Friday, December 4, 2009

Taking It Easy

I'm blogging from bed. I have my netbook on it's side.... Typing is a little awkward.

I'm starting yet a new drug today. The muscle relaxant doesn't seem to be doing anything for me so now I've been prescribed an antidepressant. Theoretically, I should be pain free, relaxed, and happy!

I've been getting traction three times a week which so far hasn't improved my condition but makes me feel proactive while I'm waiting around for my doctors to figure this out. So in addition to relaxed and happy, I should be a couple inches taller.

I was told during today's traction, I should just go home afterward and lay down. So here I am, in bed with my netbook, listening to Pandora, watching Hulu, and keeping in touch with my faithful readers.

I'm waiting to hear from an anesthesiologist to schedule my epidural. Meanwhile, I have a decision to make: I can't do both the epidural and continue the traction treatments. If I could stay in bed for another four weeks while I continue the traction, I might consider it. But it's expensive, might ultimately not work, and I really need to get back to work.

The epidural option is attractive because it could provide me with some pain relief, is less expensive, will allow me to get back to work, and get off narcotics. It has the potential to give me my life back. Gee, when I put it that way the choice seems clear.

On the other hand, if the epidural doesn't work, the only options left are finding an oral pain regimen that works, starting all over with the traction treatments (they're progressive in nature and I'm almost to the halfway point now), or surgery.

If the doctor is right that this will most likely go away on its own, the traction is irrelevant and the only issue left is pain management. From that point of view, the epidural seems to be the right choice. I'm leaning that way anyway.

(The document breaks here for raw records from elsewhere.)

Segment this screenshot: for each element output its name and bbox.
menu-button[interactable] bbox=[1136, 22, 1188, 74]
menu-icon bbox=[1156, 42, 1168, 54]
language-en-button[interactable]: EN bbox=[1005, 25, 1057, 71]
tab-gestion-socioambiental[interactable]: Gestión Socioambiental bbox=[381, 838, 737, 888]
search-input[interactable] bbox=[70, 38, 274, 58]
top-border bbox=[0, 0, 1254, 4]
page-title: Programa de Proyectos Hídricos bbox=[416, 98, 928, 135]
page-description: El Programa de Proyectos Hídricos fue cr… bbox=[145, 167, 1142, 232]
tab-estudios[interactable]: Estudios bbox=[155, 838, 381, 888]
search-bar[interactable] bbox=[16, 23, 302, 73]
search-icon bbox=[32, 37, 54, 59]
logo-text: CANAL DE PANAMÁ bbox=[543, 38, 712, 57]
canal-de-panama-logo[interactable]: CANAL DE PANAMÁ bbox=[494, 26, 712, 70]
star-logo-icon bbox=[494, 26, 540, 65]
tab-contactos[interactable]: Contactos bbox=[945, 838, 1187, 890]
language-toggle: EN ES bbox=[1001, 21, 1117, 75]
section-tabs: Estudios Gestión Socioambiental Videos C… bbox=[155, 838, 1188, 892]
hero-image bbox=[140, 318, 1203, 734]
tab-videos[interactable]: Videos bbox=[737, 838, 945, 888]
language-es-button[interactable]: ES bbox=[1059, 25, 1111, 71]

Traction (DRX 9000, actually) is promoted as an alternative to surgery. (Turns out there's no literature to support this.) The underlying premise, or one of them anyway, is that surgery is bad and should be avoided at all costs. (Let me remind you, traction is costly.) On the other hand, if the doctor had told me that the MRI indicated surgery was necessary, I would have jumped on the opportunity just for the pain relief.

Oh well. Until I hear from the anesthesiologist, I'll just take it easy.